De modo que foi assim que eu passei quatro dias nas Caldas da Rainha, e da cidade só fiquei a conhecer uma estrada, algumas ruas e várias rotundas. Cheguei na quinta-feira à tarde, por volta das 19h, e saí na segunda de manhã, logo após o final oficial do evento, já passavam das 6 da manhã! A coisa mais próxima disto que tinha feito foi um gigantesca sessão de jogo de D&D em minha casa há mais de dez anos, mestrada pelo grande JP! Mas, mesmo essa sessão não terá durado mais que umas 14h, portanto é definitivamente um novo recorde pessoal.

Tenho a dizer que Heroquest é um sistema ainda mais lindo na prática do que já parece no livro. A versatilidade e flexibilidade de todo o sistema não tem comparação com nenhum outro RPG minimamente «tradicional». Em que outro jogo é que se pode ter um skill chamado “Sit Quietly” e poder de facto dar-lhe uso em combate e interacções sociais? Em que outro jogo é que eu poderia dar largas à imaginação e criar em dois segundos um objecto mágico chamado “Armband of Great Escapes”, ou dar a um cavalo a habilidade “Make Friends”? Um jogo onde facetas de personalidade e relacionamentos (bons ou maus) com pessoas, grupos, organizações nos podem ajudar directamente nos lançamentos?

O mais incrível é que as regras são bastante simples. Pondo de lado a magia, o cerne de tudo aquilo cabe em poucas páginas. Não se perde tempo ou esforço a limitar a imaginação dos participantes criando listas rígidas de skills e tentando definir claramente a sua aplicação em jogo. Deixa-se, em vez disso, rédea livre aos jogadores para inventarem o que lhe apetecer, fornecendo apenas guidelines para reger a sua aplicação em função da adequação da skill à situação.

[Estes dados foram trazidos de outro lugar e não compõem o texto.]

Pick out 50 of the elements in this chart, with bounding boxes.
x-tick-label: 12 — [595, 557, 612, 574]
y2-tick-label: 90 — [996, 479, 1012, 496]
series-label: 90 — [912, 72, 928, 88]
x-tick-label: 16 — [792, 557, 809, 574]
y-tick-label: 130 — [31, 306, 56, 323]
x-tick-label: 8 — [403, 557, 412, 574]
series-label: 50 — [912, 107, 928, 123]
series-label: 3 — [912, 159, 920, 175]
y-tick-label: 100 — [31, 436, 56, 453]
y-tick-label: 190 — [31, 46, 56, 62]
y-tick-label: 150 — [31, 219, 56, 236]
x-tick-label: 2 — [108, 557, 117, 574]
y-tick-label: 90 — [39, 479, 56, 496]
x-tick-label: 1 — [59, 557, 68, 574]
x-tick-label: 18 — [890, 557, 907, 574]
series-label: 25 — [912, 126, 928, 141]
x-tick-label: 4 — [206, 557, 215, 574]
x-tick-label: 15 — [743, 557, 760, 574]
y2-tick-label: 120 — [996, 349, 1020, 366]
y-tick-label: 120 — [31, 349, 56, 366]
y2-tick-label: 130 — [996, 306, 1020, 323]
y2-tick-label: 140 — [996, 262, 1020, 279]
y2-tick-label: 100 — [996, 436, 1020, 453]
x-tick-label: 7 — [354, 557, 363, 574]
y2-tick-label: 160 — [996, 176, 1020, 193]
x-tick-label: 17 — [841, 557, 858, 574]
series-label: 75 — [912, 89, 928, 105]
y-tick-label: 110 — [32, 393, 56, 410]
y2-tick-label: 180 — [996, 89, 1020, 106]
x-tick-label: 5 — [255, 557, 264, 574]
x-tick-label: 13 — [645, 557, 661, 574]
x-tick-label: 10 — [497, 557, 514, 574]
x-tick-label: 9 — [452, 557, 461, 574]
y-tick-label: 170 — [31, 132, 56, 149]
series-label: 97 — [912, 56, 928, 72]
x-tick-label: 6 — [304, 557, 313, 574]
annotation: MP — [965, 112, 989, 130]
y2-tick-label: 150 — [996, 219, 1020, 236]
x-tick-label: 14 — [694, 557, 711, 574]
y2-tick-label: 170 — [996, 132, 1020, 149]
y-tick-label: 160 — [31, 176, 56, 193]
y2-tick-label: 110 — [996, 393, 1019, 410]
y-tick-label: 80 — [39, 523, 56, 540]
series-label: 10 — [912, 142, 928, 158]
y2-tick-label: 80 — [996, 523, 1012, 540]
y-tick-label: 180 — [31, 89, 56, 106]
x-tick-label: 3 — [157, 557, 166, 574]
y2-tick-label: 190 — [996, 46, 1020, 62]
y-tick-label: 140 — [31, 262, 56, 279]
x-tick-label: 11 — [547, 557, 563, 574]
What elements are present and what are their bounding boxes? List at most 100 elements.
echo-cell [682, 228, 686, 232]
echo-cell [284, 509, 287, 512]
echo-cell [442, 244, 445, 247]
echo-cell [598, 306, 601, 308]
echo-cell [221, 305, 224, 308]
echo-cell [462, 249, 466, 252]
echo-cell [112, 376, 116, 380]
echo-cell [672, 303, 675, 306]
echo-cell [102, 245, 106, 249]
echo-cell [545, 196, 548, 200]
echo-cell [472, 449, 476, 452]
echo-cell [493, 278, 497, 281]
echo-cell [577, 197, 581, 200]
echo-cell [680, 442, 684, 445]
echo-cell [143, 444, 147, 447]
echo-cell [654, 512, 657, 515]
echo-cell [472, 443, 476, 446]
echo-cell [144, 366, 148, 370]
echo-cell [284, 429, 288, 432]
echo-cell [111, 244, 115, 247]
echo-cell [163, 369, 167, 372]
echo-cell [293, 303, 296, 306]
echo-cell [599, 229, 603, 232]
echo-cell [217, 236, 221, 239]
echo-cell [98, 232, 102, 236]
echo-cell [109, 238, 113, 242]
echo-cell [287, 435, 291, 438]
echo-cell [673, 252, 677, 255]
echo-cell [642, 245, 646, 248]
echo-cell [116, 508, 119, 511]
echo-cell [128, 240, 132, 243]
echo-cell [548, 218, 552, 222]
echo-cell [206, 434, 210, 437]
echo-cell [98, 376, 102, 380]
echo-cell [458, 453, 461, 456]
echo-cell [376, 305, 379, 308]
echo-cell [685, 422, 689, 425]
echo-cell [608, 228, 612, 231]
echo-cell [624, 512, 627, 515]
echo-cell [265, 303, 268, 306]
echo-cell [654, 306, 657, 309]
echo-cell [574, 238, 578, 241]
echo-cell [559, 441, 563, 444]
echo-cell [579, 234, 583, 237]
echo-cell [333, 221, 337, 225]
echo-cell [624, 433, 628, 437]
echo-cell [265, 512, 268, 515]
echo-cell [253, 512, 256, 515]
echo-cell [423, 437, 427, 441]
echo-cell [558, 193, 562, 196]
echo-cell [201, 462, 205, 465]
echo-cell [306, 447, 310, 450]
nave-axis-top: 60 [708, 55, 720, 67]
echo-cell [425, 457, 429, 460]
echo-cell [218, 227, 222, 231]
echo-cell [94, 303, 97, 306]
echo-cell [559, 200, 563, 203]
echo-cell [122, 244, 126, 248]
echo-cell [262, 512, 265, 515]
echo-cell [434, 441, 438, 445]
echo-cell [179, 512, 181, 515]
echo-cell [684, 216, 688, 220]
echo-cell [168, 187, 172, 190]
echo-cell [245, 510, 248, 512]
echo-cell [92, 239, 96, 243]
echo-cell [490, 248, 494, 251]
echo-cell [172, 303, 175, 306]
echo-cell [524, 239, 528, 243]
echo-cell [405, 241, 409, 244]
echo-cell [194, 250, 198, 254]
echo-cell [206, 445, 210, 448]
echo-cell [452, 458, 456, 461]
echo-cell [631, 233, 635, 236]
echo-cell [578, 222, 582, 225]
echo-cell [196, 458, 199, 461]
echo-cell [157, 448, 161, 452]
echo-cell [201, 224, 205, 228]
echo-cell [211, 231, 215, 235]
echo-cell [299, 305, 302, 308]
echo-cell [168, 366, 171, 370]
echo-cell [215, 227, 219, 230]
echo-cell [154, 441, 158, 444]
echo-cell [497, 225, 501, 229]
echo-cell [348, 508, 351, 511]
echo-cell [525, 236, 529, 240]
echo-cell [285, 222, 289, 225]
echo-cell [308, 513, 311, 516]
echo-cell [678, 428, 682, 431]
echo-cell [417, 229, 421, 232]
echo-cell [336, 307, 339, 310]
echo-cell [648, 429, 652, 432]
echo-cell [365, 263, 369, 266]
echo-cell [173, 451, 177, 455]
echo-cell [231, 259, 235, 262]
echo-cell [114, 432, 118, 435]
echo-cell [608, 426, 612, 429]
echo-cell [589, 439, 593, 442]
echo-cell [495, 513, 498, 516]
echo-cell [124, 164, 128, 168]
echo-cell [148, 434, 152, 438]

Tendo em conta que as situações que os personagens enfrentam nas aventuras atravessam um leque infinito de possibilidades, ou não saíssem elas das cabecinhas pensadoras de seres humanos, também me parece que não faz sentido que as ferramentas mecânicas – com expressão directa em termos de regras – que os jogadores usam, em conjunto com a sua própria cabecinha pensadora, para as ultrapassar se encontrem limitadas e estandardizadas.

Há algo de incrivelmente apelativo em ser colocado face-a-face com um desafio para ultrapassar e ter de usar a imaginação e a astúcia para encontrar na folha de personagem todas as skills, habilidades, relacionamentos e magias que se possam aplicar, tentando espremer dali mais uns pontinhos que podem fazer a diferença. É claro que isto também pode ser um processo longo e cansativo para o Mestre, que tem de aprovar o que os jogadores querem usar, mas pelo menos no meu caso era bastante intuitivo. Normalmente escolhia as minhas opções enquanto o diabo esfregava um olho e depois, como estava na mesma onda que o GM, elas eram quase sempre todas aprovadas. Mas pronto, também era habitual haver quem demorasse demasiado tempo a fazer as suas escolhas, e que precissava de muito input do Mestre para chegar ao resultado final.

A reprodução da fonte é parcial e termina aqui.